The commission is examining the wholesale market, or what wireless providers charge competitors when their customers roam outside of their home networks. These rates are crucial for players with smaller networks such as Wind Mobile. The carrier, which has 770,000 customers, operates primarily in urban centres in Ontario, British Columbia and Alberta, but subscribers expect to be able to use their mobile devices wherever they go in Canada.
The federal government introduced temporary limits on wholesale roaming rates in June, capping them at no more than what carriers charge customers at the retail level.
Wind executives said Monday that these caps made a difference – the company reduced its roaming rates significantly in August, cutting the price for data to five cents a megabyte, down from $1. But they argued that wholesale caps tied to the retail rates charged by the incumbent players Rogers Communications Inc., BCE Inc. and Telus Corp. still "need to be substantially lower." (BCE owns 15 per cent of The Globe and Mail.)

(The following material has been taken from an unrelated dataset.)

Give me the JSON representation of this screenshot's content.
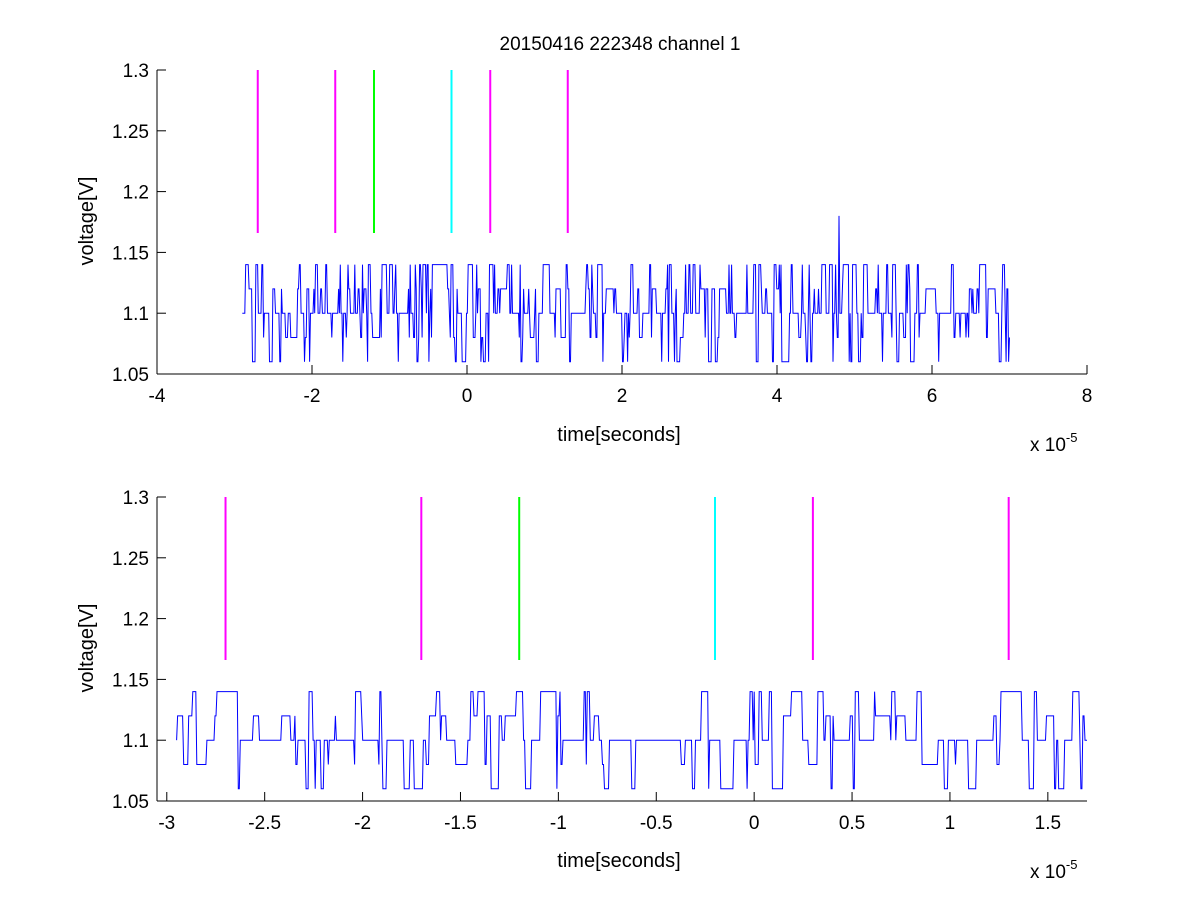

Executives from fellow new entrant Mobilicity, which is under creditor protection, said on Monday that had the caps been in place when it launched, it would have saved "millions and millions and millions of dollars and been in a much healthier position." Mobilicity is also asking the CRTC to set lower rates.
Although the focus of the hearing is on the wholesale market, Peter Menzies, vice-chair of telecommunications at the CRTC, pushed executives from Wind to address apparent signs of healthy competition at the retail level.
Mr. Menzies noted that Wind has actually won more customers in recent quarters than Rogers and pointed to evidence that the annual overall "churn rate," or rate of customer turnover, in recent years has been about 20 per cent.
Mr. Lockie attributed some of Wind's subscriber wins to "pent-up dissatisfaction with the incumbents."
"People are looking for an alternative to them and that is something we've benefited from," he said.
Mr. Menzies also noted that the Big Three spend significant amounts on marketing to fight for subscribers, running hundreds of print advertisements and dozens of television and radio spots last year.
"Banging garbage can lids together and buying ad space and comparing networks and so on – that's all well and good. … but when you look at the pricing, [the incumbents] are virtually indistinguishable," Mr. Lockie responded. "I think if they really were rivalrous, what they would do is compete on price and that's something you don't see."
Earlier in the day, representatives from the Competition Bureau urged the CRTC to implement regulatory measures to curb the incumbent players' ability to raise the rates they charge competitors for wholesale services.
The bureau filed an expert report with the commission arguing that the Big Three are making "above-normal returns on their investments, consistent with the exercise of market power."
Montreal-based cable and Internet provider Cogeco Cable Inc. also appeared at the hearing to argue in favour of regulations to support a mobile virtual network operator or "MVNO" model.